Copper developer Orion Minerals completed a scoping study on the Okiep project as part of its due diligence programme under an option agreement to acquire the Okiep project.
“The outcome of the scoping study supports the economic merit of developing a foundation phase mining operation while Orion conducts the required work and engineering studies to evaluate the potential to re-establish mining operations with outputs as were previously sustained for decades by previous owners,” said Orion MD and CEO Errol Smart, who noted that Newmont had managed to produce between 30 000 t/y and 40 000 t/y of copper from the asset.
“Most importantly, we now have a benchmark for determining the potential economic merit of the 25 targets prioritized by Orion, which have historical mineral resources in place that were not mined.
“Thus far we have successfully verified and reported Joint Ore Reserves Committee-compliant resource for an initial six deposits, with this study now providing guidance for the targeted cut-off grades for openpit and underground mining that are required for these deposits to be of economic merit.”
Orion in February inked an option to acquire a 56.25% interest in Southern African Tantalum Mining (Safta), which owns the Okiep copper complex, for A$7.5-million of initial purchase consideration, and a further A$8.5-million of additional consideration, subject to future exploration success.
The scoping study was based on five initial deposits, and found that first production was possible within 16 months of the start of construction.

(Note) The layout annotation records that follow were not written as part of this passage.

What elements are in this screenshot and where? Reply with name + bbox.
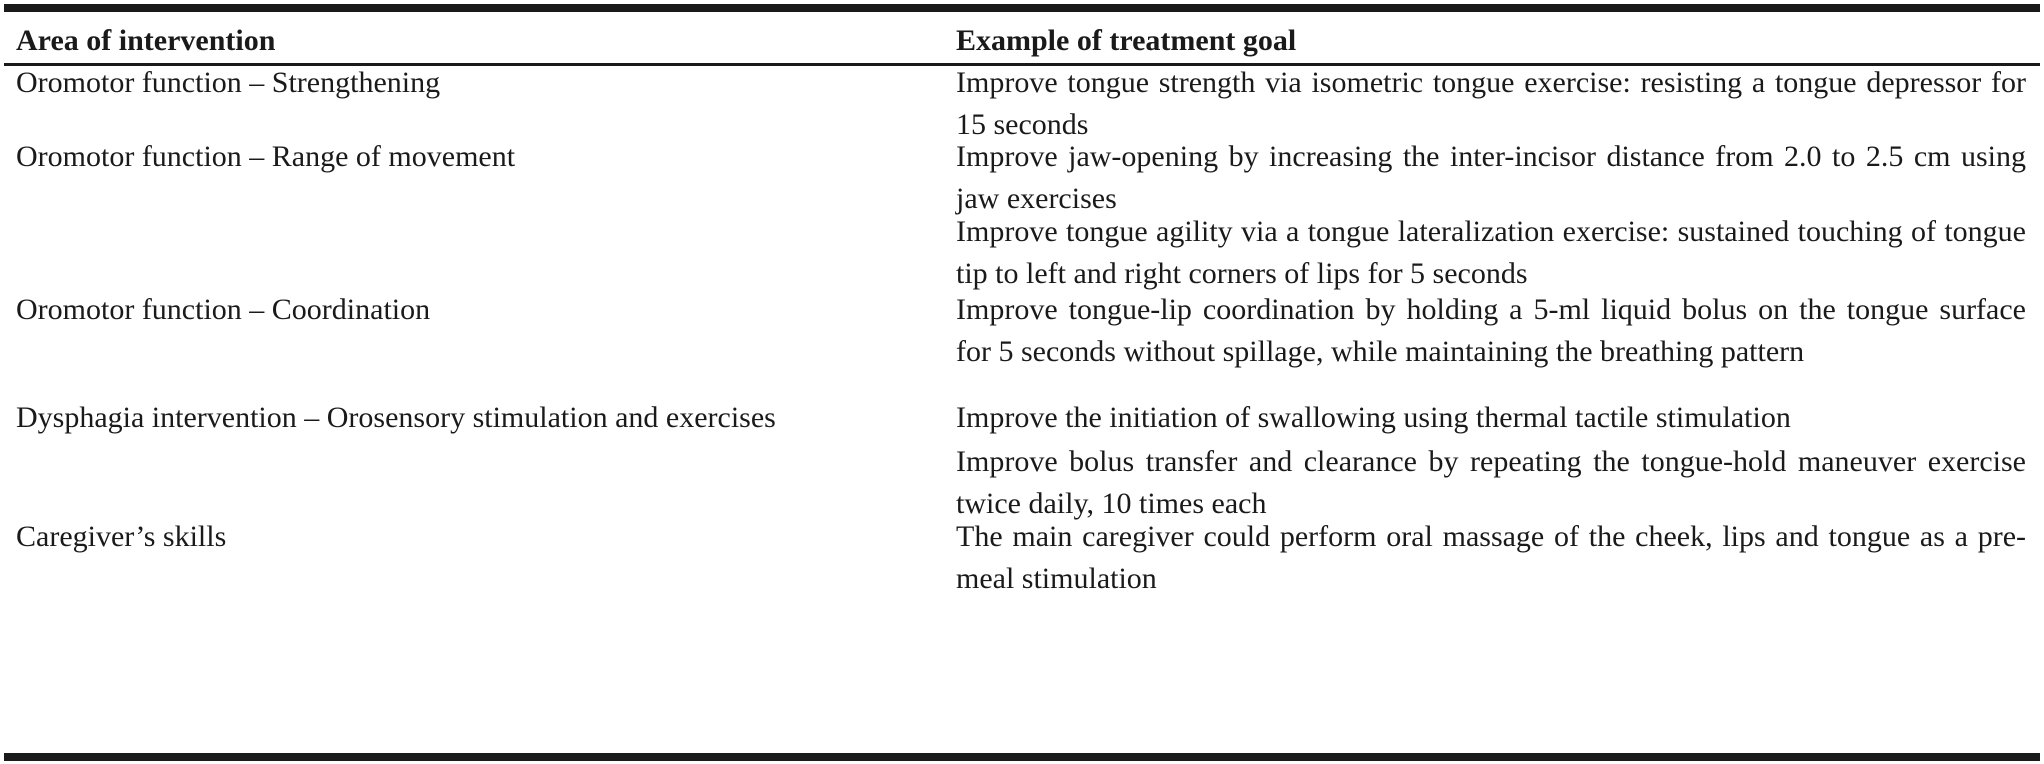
treatment-goals-table: Area of intervention Example of treatmen… xyxy=(4,4,2040,761)
goal-cell: The main caregiver could perform oral ma… xyxy=(956,520,2026,595)
area-cell: Oromotor function – Coordination xyxy=(16,293,431,326)
goal-cell: Improve tongue strength via isometric to… xyxy=(956,66,2026,141)
goal-cell: Improve tongue agility via a tongue late… xyxy=(956,215,2026,290)
area-cell: Caregiver’s skills xyxy=(16,520,227,553)
goal-cell: Improve tongue-lip coordination by holdi… xyxy=(956,293,2026,368)
header-area-of-intervention: Area of intervention xyxy=(16,24,276,57)
area-cell: Oromotor function – Strengthening xyxy=(16,66,441,99)
goal-cell: Improve the initiation of swallowing usi… xyxy=(956,401,1791,434)
goal-cell: Improve bolus transfer and clearance by … xyxy=(956,445,2026,520)
table-top-rule xyxy=(4,4,2040,12)
header-example-of-treatment-goal: Example of treatment goal xyxy=(956,24,1297,57)
area-cell: Dysphagia intervention – Orosensory stim… xyxy=(16,401,776,434)
area-cell: Oromotor function – Range of movement xyxy=(16,140,516,173)
header-rule xyxy=(4,63,2040,66)
goal-cell: Improve jaw-opening by increasing the in… xyxy=(956,140,2026,215)
table-bottom-rule xyxy=(4,753,2040,761)
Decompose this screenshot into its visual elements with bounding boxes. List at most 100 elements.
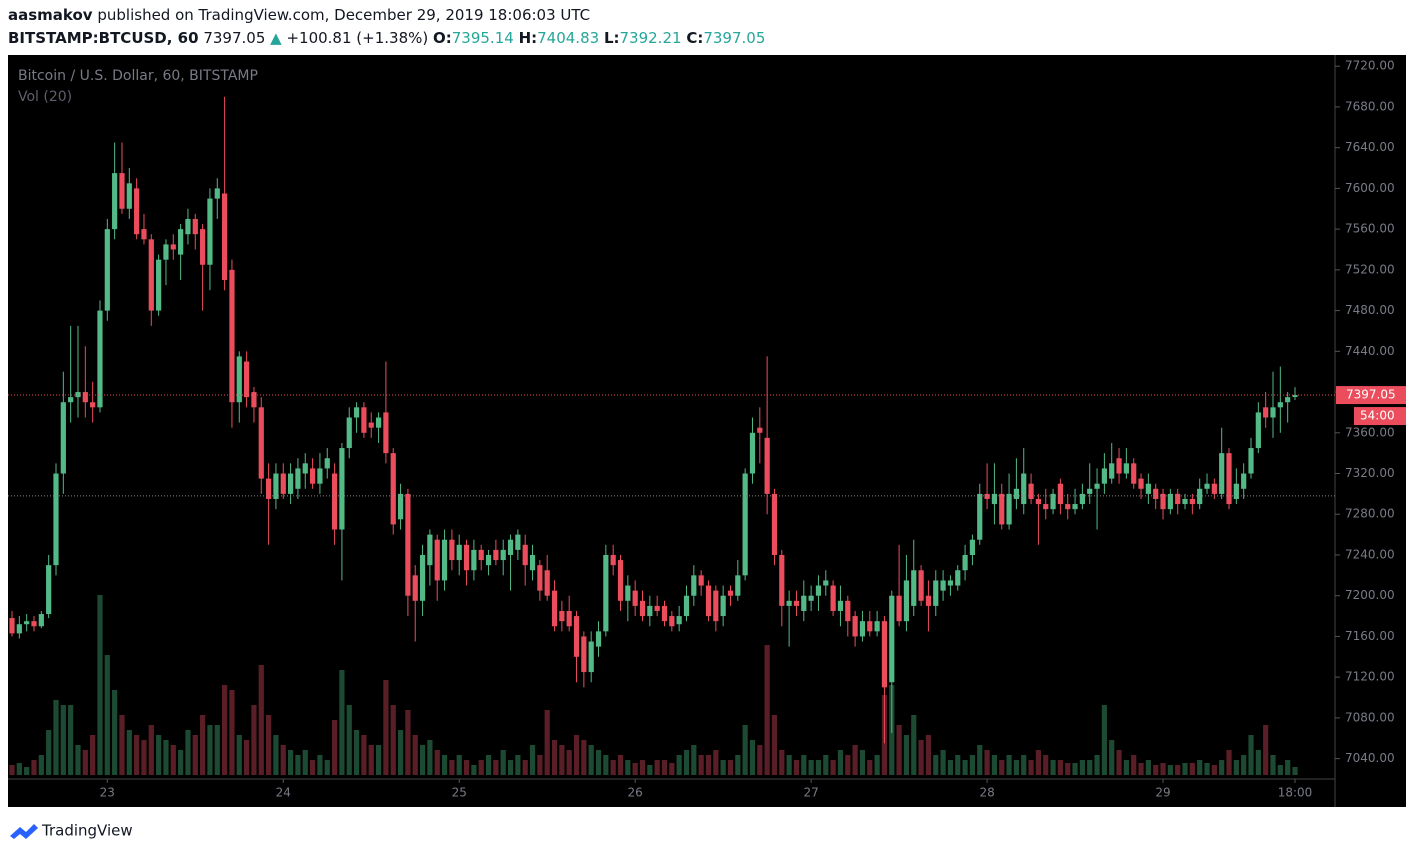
volume-bar (705, 755, 712, 775)
volume-bar (1263, 725, 1269, 775)
volume-bar (1043, 755, 1049, 775)
candle-body (258, 407, 264, 479)
volume-bar (1233, 760, 1239, 775)
candle-body (287, 473, 294, 494)
candle-body (251, 392, 257, 408)
candle-body (610, 554, 616, 566)
candle-body (493, 549, 499, 561)
candle-body (1050, 493, 1056, 510)
volume-bar (595, 750, 602, 775)
candle-body (368, 422, 374, 428)
candle-body (390, 453, 396, 525)
volume-bar (647, 765, 653, 775)
volume-bar (911, 715, 917, 775)
candle-body (881, 621, 888, 688)
volume-bar (793, 760, 800, 775)
low-label: L: (603, 29, 620, 47)
candle-body (1145, 483, 1151, 494)
candle-body (236, 356, 242, 403)
volume-bar (1197, 760, 1203, 775)
candle-body (683, 595, 690, 617)
x-tick-label: 24 (276, 786, 291, 800)
candle-body (896, 595, 902, 622)
volume-bar (463, 760, 470, 775)
volume-bar (60, 705, 66, 775)
volume-bar (1160, 763, 1166, 775)
volume-bar (419, 745, 426, 775)
volume-bar (984, 750, 990, 775)
volume-bar (339, 670, 345, 775)
y-tick-label: 7520.00 (1345, 262, 1395, 276)
volume-bar (112, 690, 118, 775)
volume-bar (266, 715, 272, 775)
candle-body (984, 493, 990, 499)
candle-body (119, 173, 125, 209)
volume-bar (207, 725, 213, 775)
volume-bar (757, 745, 763, 775)
volume-bar (1182, 763, 1188, 775)
candle-body (295, 468, 301, 489)
chart-background (8, 55, 1406, 807)
candle-body (537, 565, 543, 591)
candle-body (845, 600, 851, 622)
countdown-label: 54:00 (1360, 409, 1395, 423)
candle-body (1065, 504, 1071, 510)
candle-body (412, 575, 418, 601)
y-tick-label: 7360.00 (1345, 425, 1395, 439)
candle-body (837, 600, 844, 611)
candle-body (331, 473, 338, 530)
open: 7395.14 (451, 29, 514, 47)
candle-body (302, 463, 308, 474)
open-label: O: (433, 29, 452, 47)
volume-bar (639, 760, 646, 775)
candle-body (273, 473, 279, 499)
volume-bar (1226, 750, 1232, 775)
candle-body (764, 437, 770, 494)
volume-bar (1255, 750, 1261, 775)
candle-body (339, 448, 345, 530)
volume-bar (412, 735, 418, 775)
volume-bar (478, 760, 484, 775)
volume-bar (441, 755, 448, 775)
change: +100.81 (+1.38%) (286, 29, 429, 47)
candle-body (522, 544, 528, 566)
candle-body (529, 554, 536, 571)
volume-bar (90, 735, 96, 775)
volume-bar (676, 755, 682, 775)
volume-bar (1094, 755, 1100, 775)
candle-body (1109, 463, 1115, 479)
candle-body (911, 570, 917, 606)
volume-bar (156, 735, 162, 775)
candle-body (427, 534, 433, 566)
candle-body (148, 239, 154, 311)
volume-bar (544, 710, 550, 775)
symbol[interactable]: BITSTAMP:BTCUSD, 60 (8, 29, 199, 47)
candle-body (933, 580, 939, 606)
volume-bar (610, 760, 616, 775)
candle-body (1219, 453, 1225, 494)
volume-bar (1285, 760, 1291, 775)
candle-body (1072, 504, 1078, 510)
candle-body (163, 244, 169, 260)
candle-body (595, 631, 602, 647)
candle-body (757, 427, 763, 433)
y-tick-label: 7640.00 (1345, 140, 1395, 154)
volume-bar (353, 730, 360, 775)
volume-bar (500, 750, 506, 775)
volume-bar (346, 705, 352, 775)
candle-body (1160, 493, 1166, 510)
candle-body (991, 493, 998, 505)
candle-body (1175, 493, 1181, 505)
volume-bar (1167, 765, 1173, 775)
close: 7397.05 (703, 29, 766, 47)
candle-body (515, 534, 521, 550)
volume-bar (815, 760, 822, 775)
volume-bar (163, 740, 169, 775)
candle-body (1255, 412, 1261, 449)
candle-body (192, 218, 198, 235)
volume-bar (104, 655, 110, 775)
volume-bar (449, 760, 455, 775)
volume-bar (617, 755, 624, 775)
author: aasmakov (8, 6, 93, 24)
brand: TradingView (41, 822, 133, 840)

The scoping study into the Okiep project has now estimated that peak funding requirements for the project would reach A$58-million, with peak annual production reaching 9 000 t/y of copper-in-concentrate, potentially supplementing the 22 000 t/y of copper production planned from Orion’s flagship Prieska copper/zinc project.
The study estimated average annual undiscounted free cash flows of A$32-million post tax, and all-in sustaining costs of $4 478/t.
The proposed foundation scale mining operations could run for 12 years, at a design process plant throughput rate of 760 000 t/y, with both underground and surface mining methods to be used.
Smart said on Monday that while the five deposits included in the foundation phase scoping study had significantly lower grade than the historical average mining grade in the district, the lower-grade remnant mineralisation presented an attractive early production opportunity.
“Given the strong copper market conditions and the potential for further price escalations given very firm global demand fundamentals, we believe the potential for early profitable production from a small-scale foundation phase is very encouraging, particularly given the scoping study assumes a conservative copper price of $7 600/t compared with the recent prices of over $10 000/t.
“In addition, the presence of a highly regarded partner such as the Industrial Development Corporation, which currently holds 43.8% of Safta and shares Orion’s values of sustainable mining development and high environmental and social governance standards, is also a very important consideration for this potential investment.”
Smart said that based on the strength of the scoping study results, Orion was pressing ahead to complete the final due diligence programmes at Okiep, with a final decision on the project acquisition expected by the end of July.